Wednesday, 15 October 2014

Labneh with sumac, parsley, lemon and pistachios

You know how all commercially made dips have a vaguely metallic aftertaste? You know how rock hard avocados are when you have a hankering for guacamole? You know how sometimes you can't be bothered roasting eggplants and picking off their blackened skin to make baba ghanouj? Well, the solution to all of your dip dilemmas is probably sitting in your fridge right now and you don't even know it. At least if your fridge is like mine and always contains a tub of Greek yoghurt. 

Labneh is a Middle-eastern marvel - the result of pouring some thick yoghurt (with a little salt stirred in) into a cheesecloth or muslin-lined sieve set over a large bowl and left to drain in the fridge for a day or two. It's a soft, spreadable, infinitely adaptable cheese, which works wonderfully on sandwiches (it's delicious with roast vegetables, lamb or smoked salmon), as well as in salads (especially ones made with grains). Topped with lemon zest, sumac, parsley and pistachios, it becomes the most beautiful dip. Bright, tangy and bursting with flavour. 

Wednesday, 8 October 2014

Sydney cheesecake

I asked a friend of mine what sort of cake he wanted for his birthday. He said cheesecake. This threw me for a loop as I like cheesecake just fine but it's not something I ever make. And so the research began. I started out wanting to make an Italian-style ricotta one but was put off by the time involved and taste imagined of the rather elaborate pastry that encased it. I then perused my favourite American cooking blogs to see what I could find but was mildly horrified by the massive quantities of cream cheese and sugar cited by nearly every recipe I came across.
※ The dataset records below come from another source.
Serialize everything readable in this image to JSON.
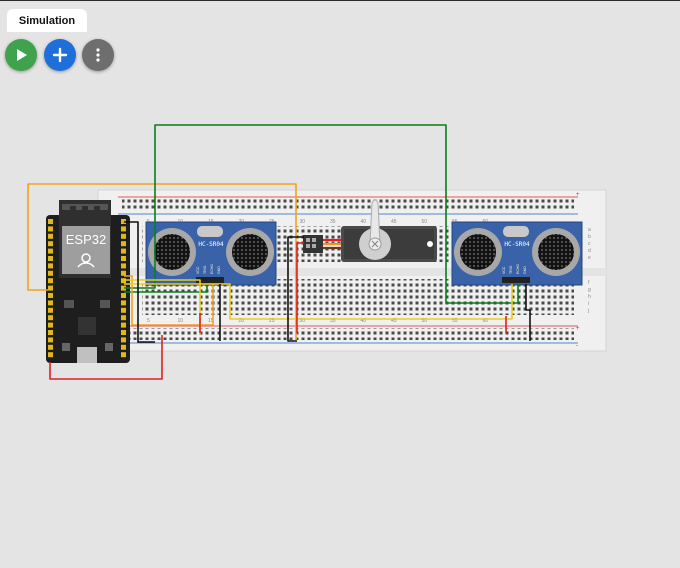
{
  "tabs": {
    "active_label": "Simulation"
  },
  "toolbar": {
    "play_icon": "play-icon",
    "add_icon": "plus-icon",
    "more_icon": "more-vertical-icon",
    "play_color": "#3fa34d",
    "add_color": "#1e6fd9",
    "more_color": "#6e6e6e"
  },
  "circuit": {
    "mcu_label": "ESP32",
    "sensor_left": {
      "label": "HC-SR04",
      "pins": [
        "VCC",
        "TRIG",
        "ECHO",
        "GND"
      ]
    },
    "sensor_right": {
      "label": "HC-SR04",
      "pins": [
        "VCC",
        "TRIG",
        "ECHO",
        "GND"
      ]
    },
    "breadboard_top_numbers": [
      "5",
      "10",
      "15",
      "20",
      "25",
      "30",
      "35",
      "40",
      "45",
      "50",
      "55",
      "60"
    ],
    "breadboard_bottom_numbers": [
      "5",
      "10",
      "15",
      "20",
      "25",
      "30",
      "35",
      "40",
      "45",
      "50",
      "55",
      "60"
    ],
    "row_letters_top": [
      "a",
      "b",
      "c",
      "d",
      "e"
    ],
    "row_letters_bottom": [
      "f",
      "g",
      "h",
      "i",
      "j"
    ],
    "wire_colors": {
      "orange": "#f2a21c",
      "green": "#0b7d1a",
      "red": "#e02020",
      "black": "#111111",
      "yellow": "#e8cf1a"
    }
  }
}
And so, I did what any cook of my generation in Australia would do. What I should have done in the first place. I asked Stephanie. Or more accurately, googled Stephanie Alexander cheesecake and bingo. Though still containing bricks plural of cream cheese (and sour cream to boot) this was a lighter, significantly sweeter version of the renowned New York cheesecake, that mainstay of deli cabinets not just in Manhattan but the world over. With a base made from shredded wheatmeal biscuits, the subtle tang of lemon, and a creamy, dreamy consistency, this more than fulfilled the birthday brief.
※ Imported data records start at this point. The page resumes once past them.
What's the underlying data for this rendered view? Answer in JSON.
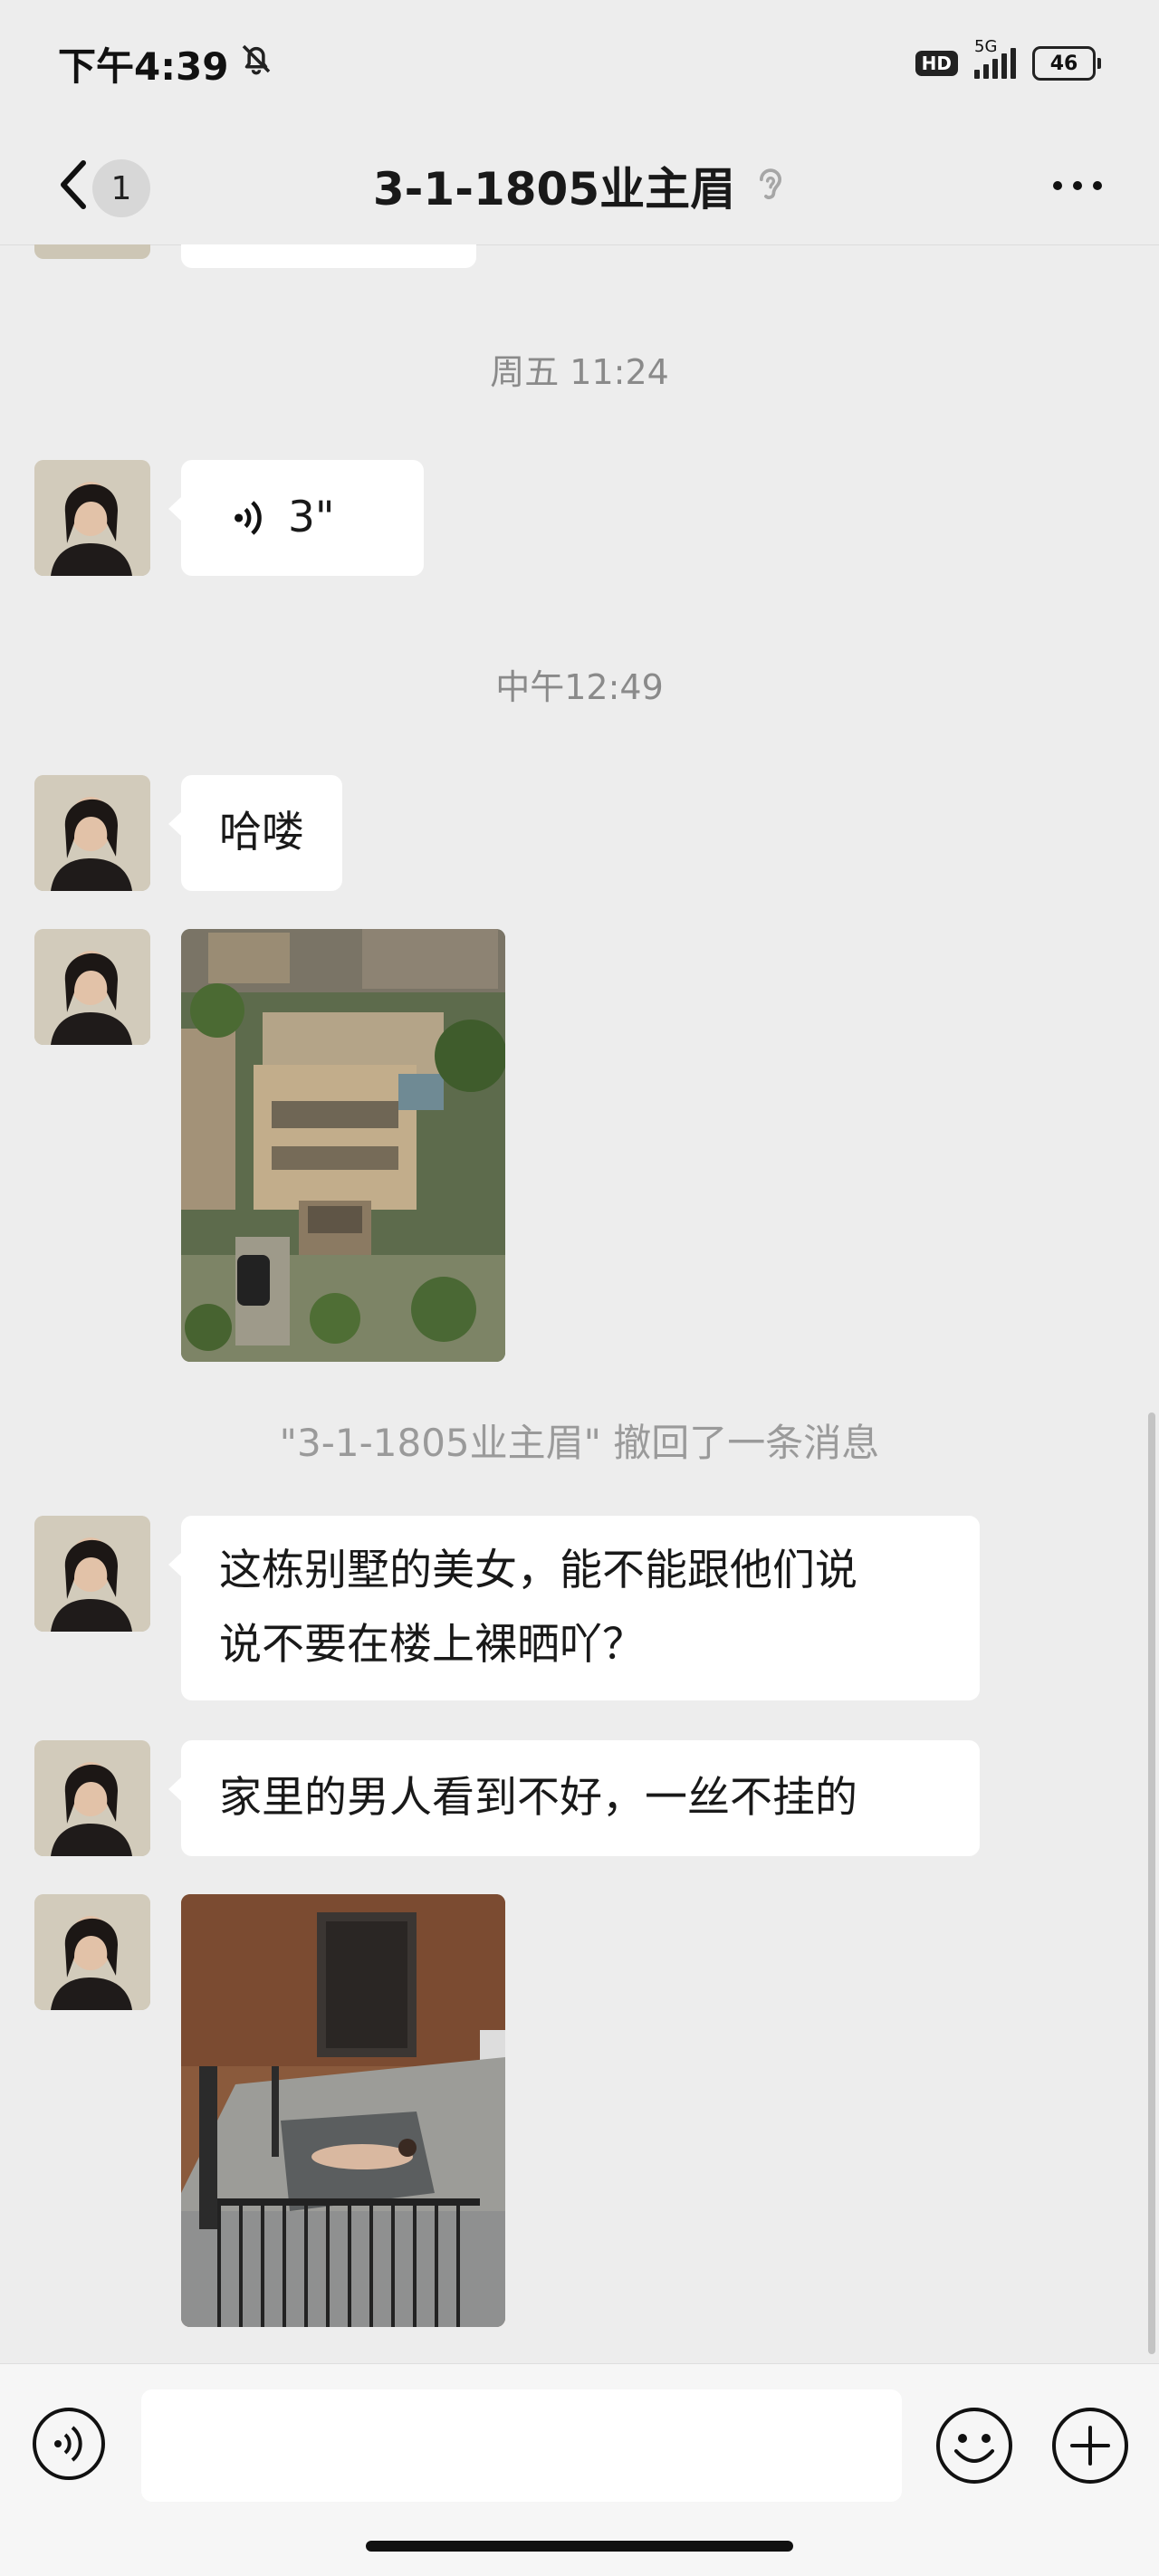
{
  "status_bar": {
    "time": "下午4:39",
    "network": "5G",
    "hd_badge": "HD",
    "battery": "46",
    "icons": [
      "bell-muted-icon",
      "signal-icon",
      "battery-icon"
    ]
  },
  "header": {
    "unread_count": "1",
    "title": "3-1-1805业主眉",
    "icons": [
      "back-arrow-icon",
      "ear-icon",
      "more-dots-icon"
    ]
  },
  "messages": [
    {
      "type": "timestamp",
      "text": "周五 11:24"
    },
    {
      "type": "voice",
      "duration": "3\""
    },
    {
      "type": "timestamp",
      "text": "中午12:49"
    },
    {
      "type": "text",
      "text": "哈喽"
    },
    {
      "type": "image",
      "description_icon": "villa-aerial-photo"
    },
    {
      "type": "system",
      "text": "\"3-1-1805业主眉\" 撤回了一条消息"
    },
    {
      "type": "text",
      "lines": [
        "这栋别墅的美女，能不能跟他们说",
        "说不要在楼上裸晒吖？"
      ]
    },
    {
      "type": "text",
      "text": "家里的男人看到不好，一丝不挂的"
    },
    {
      "type": "image",
      "description_icon": "rooftop-terrace-photo"
    }
  ],
  "input_bar": {
    "placeholder": "",
    "icons": [
      "voice-toggle-icon",
      "emoji-icon",
      "plus-icon"
    ]
  },
  "colors": {
    "background": "#ededed",
    "bubble": "#ffffff",
    "timestamp": "#8a8a8a"
  }
}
And, as it turns out, it was the perfect cake for the occasion as the celebration was - at the last minute - postponed for a fortnight. After panicking thinking how on earth was I going to get through an entire cheesecake by myself, I remembered Sara Lee. And so the birthday cake lived happily in the freezer til it was finally laid out to eat last Saturday night. With a backdrop of city lights and a balmy almost-summer breeze, looking sunny and simple and a little bit showy it felt somehow very Sydney. And so, Sydney cheesecake.

Wednesday, 1 October 2014

Sticky dates

Somehow I have three jars of marmalade in my fridge. I can explain. My mum makes cumquat marmalade, so there's one of hers that made its way south sometime in my carry on baggage. Inspired by a burst of bright orange in the midst of grey winter I recently tried my hand myself with tangelos. And, a few weeks ago, I was gifted a jar of mandarin marmalade (laced with brandy!) by my friend Amy's mum (a wonderful cook), made with fruit from her backyard tree. There's only so much toast you can eat. Or cakes you can make. So it seemed a good time to give this recipe a go. Especially in a week in Sydney when temperatures climbed to mid-summer levels in early spring. When you don't feel like cooking, when the only things you want to eat are cold, when you don't necessarily want to eat that much at all... Dates are delicious all on their own. Caramelly and dense and sighingly sweet. But when you combine them with some sharp citrus and pretty pale green pistachios, they are elevated into an effortless, elegant dessert. Three ingredients, two bites, one spectacular sweet for spring, summer, any season really.